Das Beben erreichte eine Stärke von 7,8. Sein Epizentrum lag in der Provinz Sichuan, aber die Erdstöße waren auch in Peking und Teilen Thailands zu spüren. In manchen Landkreisen wurden bis zu 80 Prozent der Häuser zerstört, Zehntausende Menschen sind obdachlos.
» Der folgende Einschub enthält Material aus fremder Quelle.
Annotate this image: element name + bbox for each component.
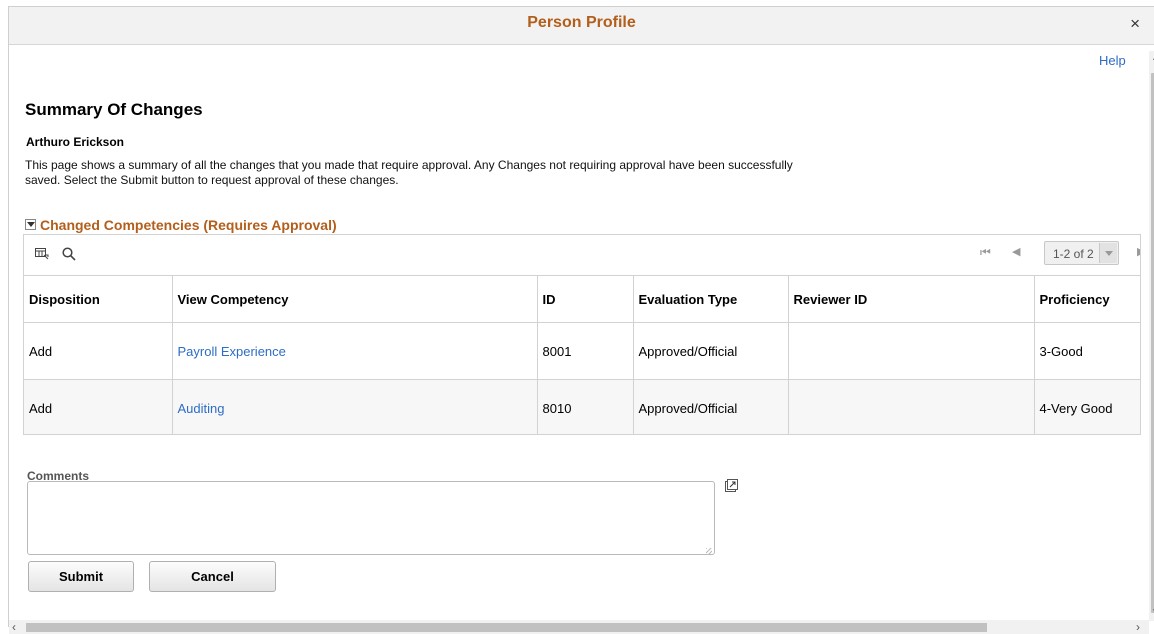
- page-title: Summary Of Changes: [25, 100, 203, 119]
- proficiency-cell: 3-Good: [1033, 322, 1140, 380]
- column-header-disposition: Disposition: [24, 276, 172, 323]
- instructions-text: This page shows a summary of all the cha…: [25, 158, 793, 187]
- search-icon[interactable]: [62, 247, 76, 266]
- help-link[interactable]: Help: [1099, 53, 1126, 68]
- id-cell: 8010: [536, 379, 633, 434]
- reviewer-id-cell: [787, 322, 1034, 380]
- table-row: Add Auditing 8010 Approved/Official 4-Ve…: [24, 379, 1140, 434]
- column-header-id: ID: [536, 276, 633, 323]
- first-page-icon[interactable]: ⏮: [980, 245, 991, 260]
- column-header-proficiency: Proficiency: [1033, 276, 1140, 323]
- evaluation-type-cell: Approved/Official: [632, 379, 788, 434]
- person-profile-dialog: Person Profile × Help Summary Of Changes…: [8, 6, 1154, 634]
- disposition-cell: Add: [24, 379, 172, 434]
- previous-page-icon[interactable]: ◀: [1012, 245, 1020, 258]
- table-header-row: Disposition View Competency ID Evaluatio…: [24, 276, 1140, 323]
- next-page-icon[interactable]: ▶: [1137, 245, 1140, 258]
- section-title: Changed Competencies (Requires Approval): [40, 217, 337, 233]
- row-range-label: 1-2 of 2: [1053, 247, 1094, 261]
- horizontal-scrollbar[interactable]: ‹ ›: [9, 620, 1149, 634]
- column-header-view-competency: View Competency: [171, 276, 537, 323]
- resize-grip-icon[interactable]: [706, 548, 712, 554]
- competency-link[interactable]: Payroll Experience: [178, 344, 286, 359]
- horizontal-scroll-thumb[interactable]: [26, 623, 987, 632]
- row-range-select[interactable]: 1-2 of 2: [1044, 241, 1119, 265]
- close-icon[interactable]: ×: [1130, 14, 1140, 34]
- competencies-grid: ⏮ ◀ 1-2 of 2 ▶ Disposition View Competen…: [23, 234, 1141, 435]
- submit-button[interactable]: Submit: [28, 561, 134, 592]
- cancel-button[interactable]: Cancel: [149, 561, 276, 592]
- personalize-grid-icon[interactable]: [35, 247, 49, 265]
- expand-editor-icon[interactable]: [725, 479, 738, 497]
- evaluation-type-cell: Approved/Official: [632, 322, 788, 380]
- dialog-titlebar: Person Profile ×: [9, 7, 1154, 45]
- scroll-left-icon[interactable]: ‹: [12, 620, 16, 634]
- id-cell: 8001: [536, 322, 633, 380]
- comments-field[interactable]: [27, 481, 715, 555]
- dialog-title: Person Profile: [527, 14, 636, 31]
- competency-cell: Auditing: [171, 379, 537, 434]
- grid-toolbar: ⏮ ◀ 1-2 of 2 ▶: [24, 235, 1140, 276]
- section-collapse-toggle[interactable]: [25, 219, 36, 230]
- column-header-reviewer-id: Reviewer ID: [787, 276, 1034, 323]
- chevron-down-icon: [1099, 243, 1117, 263]
- scroll-right-icon[interactable]: ›: [1136, 620, 1140, 634]
- competency-cell: Payroll Experience: [171, 322, 537, 380]
- competency-link[interactable]: Auditing: [178, 401, 225, 416]
- reviewer-id-cell: [787, 379, 1034, 434]
- competencies-table: Disposition View Competency ID Evaluatio…: [24, 276, 1140, 434]
- vertical-scrollbar[interactable]: ▲ ▼: [1149, 51, 1154, 621]
- disposition-cell: Add: [24, 322, 172, 380]
- proficiency-cell: 4-Very Good: [1033, 379, 1140, 434]
- person-name: Arthuro Erickson: [26, 135, 125, 149]
- column-header-evaluation-type: Evaluation Type: [632, 276, 788, 323]
- table-row: Add Payroll Experience 8001 Approved/Off…: [24, 322, 1140, 380]
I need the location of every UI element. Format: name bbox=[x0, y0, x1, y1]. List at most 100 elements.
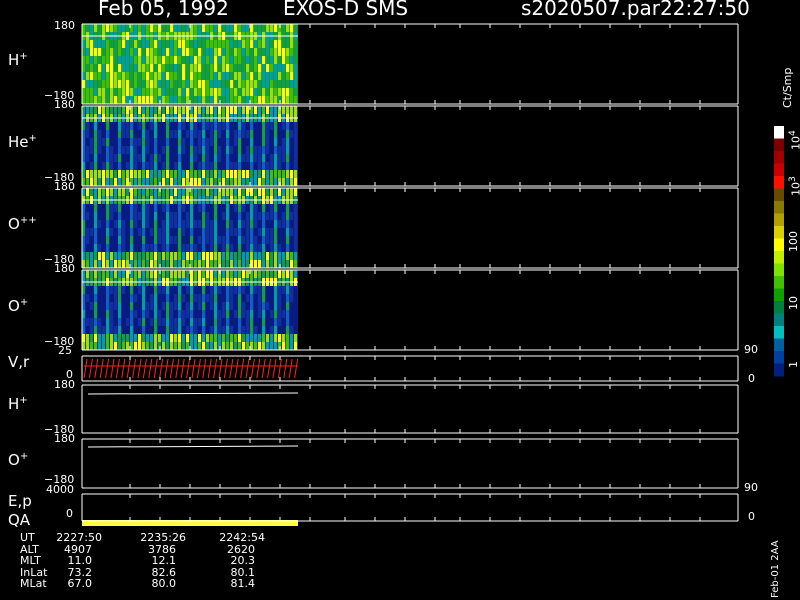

In der Provinzhauptstadt Chengdu versammelten sich Tausende verängstigte Menschen, die nicht in ihre Wohnungen zurückkehren wollten. “Wir müssen hier bleiben”, erklärt ein alter Mann, “wir können nicht heim, bevor wir nicht im Radio hören, dass alles in Ordnung ist.” Viele fürchten sich auch vor weiteren Erdstößen und neuen Zerstörungen. “Wir sind hierhergekommen, weil es Nachbeben geben könnte”, sagt eine junge Frau. “Es ist sicherer, draußen zu bleiben.”

Für die chinesische Regierung ist das Beben so kurz vor den Olympischen Spielen in Peking in mehrfacher Hinsicht ein Problem: Schwere Naturkatastrophen werden in China oft als Zeichen gesehen, dass der Himmel den Herrschenden zürnt und ihnen die Macht entziehen will.